= Bob Hunter (Ohio sportswriter) =

Robert E. (Bob) Hunter is a sports columnist for The Columbus Dispatch. He became a sportswriter for the Ohio newspaper in 1975, after working at The Journal-News of Hamilton, Ohio from 1972-75. He became a columnist at the Dispatch in 1993.

He is the author of Thurberville, a 2017 book about writer James Thurber and his hometown of Columbus, Ohio; Saint Woody, The History and Fanatcism of Ohio State Football (2012), A Historical Guidebook to Old Columbus, Finding the Past in the Present in Ohio's Capital City (2012), Chic (2008) and Buckeye Basketball (1981) and is listed as co-author with Wilbur Snypp in an updated edition of The Buckeyes, A Story of Ohio State Football (1982).
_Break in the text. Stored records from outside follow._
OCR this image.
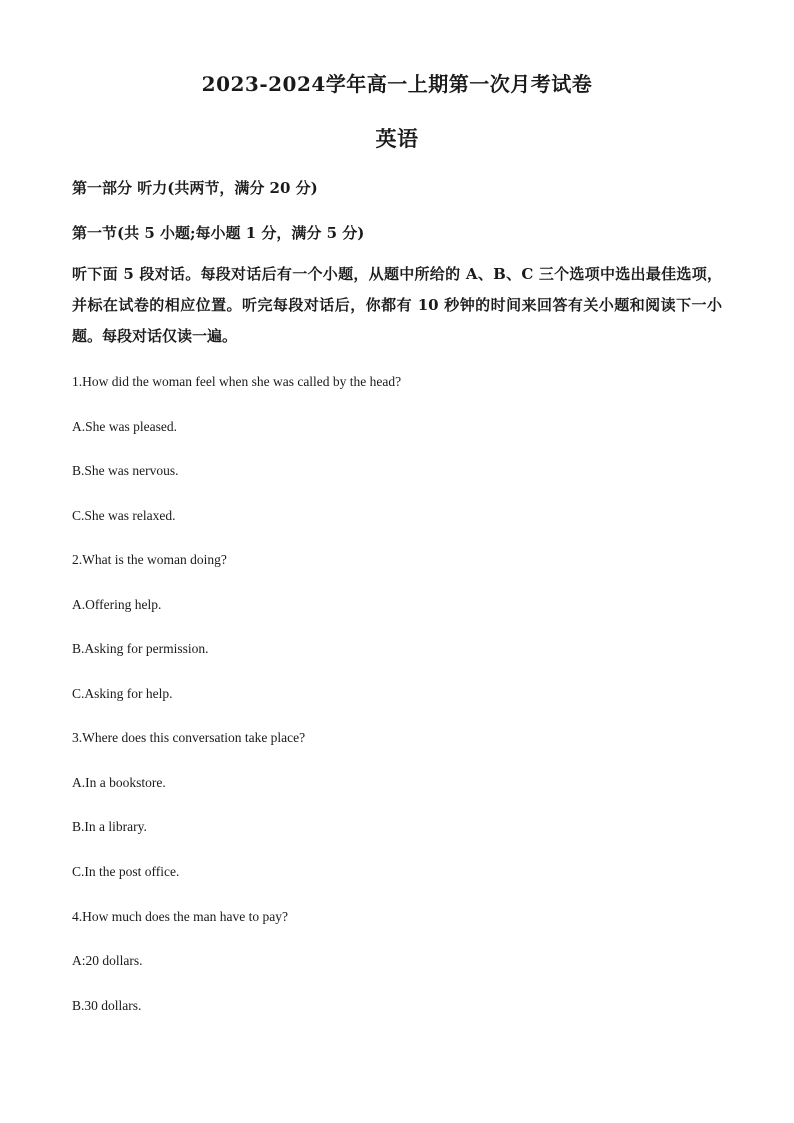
2023-2024学年高一上期第一次月考试卷
英语
第一部分 听力(共两节，满分 20 分)
第一节(共 5 小题;每小题 1 分，满分 5 分)
听下面 5 段对话。每段对话后有一个小题，从题中所给的 A、B、C 三个选项中选出最佳选项，并标在试卷的相应位置。听完每段对话后，你都有 10 秒钟的时间来回答有关小题和阅读下一小题。每段对话仅读一遍。
1.How did the woman feel when she was called by the head?
A.She was pleased.
B.She was nervous.
C.She was relaxed.
2.What is the woman doing?
A.Offering help.
B.Asking for permission.
C.Asking for help.
3.Where does this conversation take place?
A.In a bookstore.
B.In a library.
C.In the post office.
4.How much does the man have to pay?
A:20 dollars.
B.30 dollars.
He has also authored three children's titles: The Signal-Callers, Great Pro Running Backs, and Baseball's Best Sluggers (all 1979). He joined the Baseball Writers' Association of America in 1983 and served as secretary of the Cincinnati chapter of the BBWAA from 1993 to 2016. He has also been a member of the Board of Trustees of the Columbus Historical Society since 2011. He is a native of Hamilton, Ohio, and is a graduate of Ohio University. In a Columbus Dispatch article on November 13, 2000 he criticized the "curious system" that somehow landed Bill Belichick another head coaching position during his first season with the Patriots.